Legalismo e liberalismo são lados da mesma moeda

A mitologia grega nos fala de dois grandes monstros marinhos chamados Cila e Caríbdis, que se encontravam em margens opostas de um canal estreito. Quando os marinheiros tratavam de evitar Cila, era bem provável que se aproximassem demais de Caríbdis e vice-versa. Nenhum dos destinos era melhor que o outro, então era necessário ter muito cuidado para evitar o perigo que havia de ambos os lados. O mesmo acontece na vida cristã com o legalismo e o antinomismo, com a diferença de que não se trata de dois monstros mitológicos, mas de dois inimigos reais que devemos manter distantes se quisermos guardar a pureza do evangelho para a salvação dos perdidos e a edificação da Igreja.

De uma forma mais simples, podemos dizer que o legalismo consiste em tentar ganhar o favor de Deus através de nossa obediência a um conjunto de leis e normas. O legalismo coloca Deus na condição de um devedor que tem de nos abençoar se fizermos o que devemos fazer. Enquanto o evangelho nos move à obediência pelo fato de já termos sido aceitos por Deus sobre a base da obra redentora de Cristo, o legalismo diz que devemos obedecer para que sejamos aceitos. Tudo depende de nós: de nossa obediência, de nosso esforço pessoal, de nosso compromisso e de nossos méritos.
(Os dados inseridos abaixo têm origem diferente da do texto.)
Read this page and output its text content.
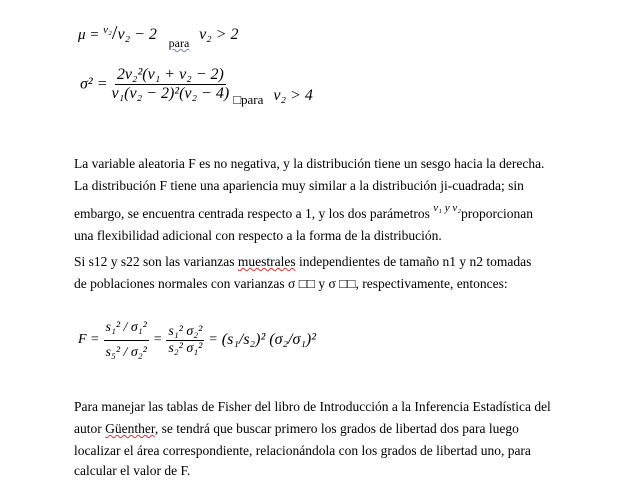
μ = $^{\nu_2}$/ν₂ − 2 $_{para}$ ν₂ > 2
$\sigma^2 = \frac{\text{2ν₂²(ν₁ + ν₂ − 2)}}{\text{ν₁(ν₂ − 2)²(ν₂ − 4)}} _{□para}$ ν₂ > 4
La variable aleatoria F es no negativa, y la distribución tiene un sesgo hacia la derecha.
La distribución F tiene una apariencia muy similar a la distribución ji-cuadrada; sin
embargo, se encuentra centrada respecto a 1, y los dos parámetros $^{\nu_1 y \nu_2}$proporcionan
una flexibilidad adicional con respecto a la forma de la distribución.
Si s12 y s22 son las varianzas muestrales independientes de tamaño n1 y n2 tomadas
de poblaciones normales con varianzas σ □□ y σ □□, respectivamente, entonces:
$F = \frac{\text{s₁² / σ₁²}}{\text{s₅² / σ₂²}} = \frac{\text{s₁² σ₂²}}{\text{s₂² σ₁²}} = (s_1/s_2)^2$ (σ₂/σ₁)²
Para manejar las tablas de Fisher del libro de Introducción a la Inferencia Estadística del
autor Güenther, se tendrá que buscar primero los grados de libertad dos para luego
localizar el área correspondiente, relacionándola con los grados de libertad uno, para
calcular el valor de F.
Quando partimos dessa premissa, cedo ou tarde começaremos a acrescentar algumas regras que não estão na Bíblia, porque queremos ter certeza de que estamos fazendo exatamente o que devemos fazer, e de que estamos apertamos os botões corretos. Quase certamente o que vai acontecer é que vamos voltar mais atenção ao aspecto externo do mandamento do que ao coração da Lei. Esse é um aspecto essencial do legalismo. O legalista está mais preocupado com a forma do que com aquilo que está no fundo, porque, no final das contas, é muito mais fácil conformar-se a uma regra externa do que tratar o coração. Essa é uma das razões pelas quais o legalista costuma acrescentar regras à lei de Deus: não para amplificá-la, mas para torná-la manuseável, porque é muito mais fácil apegar-se a um conjunto de regras externas do que obedecer à intenção da Lei.

Obviamente, tudo isso produz orgulho. Por isso o legalismo parece tão atraente, embora seja tão opressivo. O legalismo produz soberba e desprezo; os legalistas se orgulham de seu padrão e desprezam todos que vivem segundo um padrão diferente. Transformam suas regras em uma lei universal, que querem impor a todo mundo, em qualquer situação ou circunstância. Suas regras, na prática, transformam-se na tábua de avaliação que determina a condição espiritual dos demais.

O antinomismo é o monstro que se encontra na outra margem do estreito canal da vida cristã. Esse é um vocábulo composto de anti, que significa “contra”, e nomos, que significa “lei”. O antinomismo assume que podemos relacionar-nos com Deus sem obedecer à sua Palavra, e desprezando sua Lei moral. Certamente, muitos antinomistas não veem a si mesmos desse modo, porque, com frequência, é muito mais uma atitude do que uma crença formal. É o pensamento: “Deus me aceita tal como sou, porque seu amor é incondicional”.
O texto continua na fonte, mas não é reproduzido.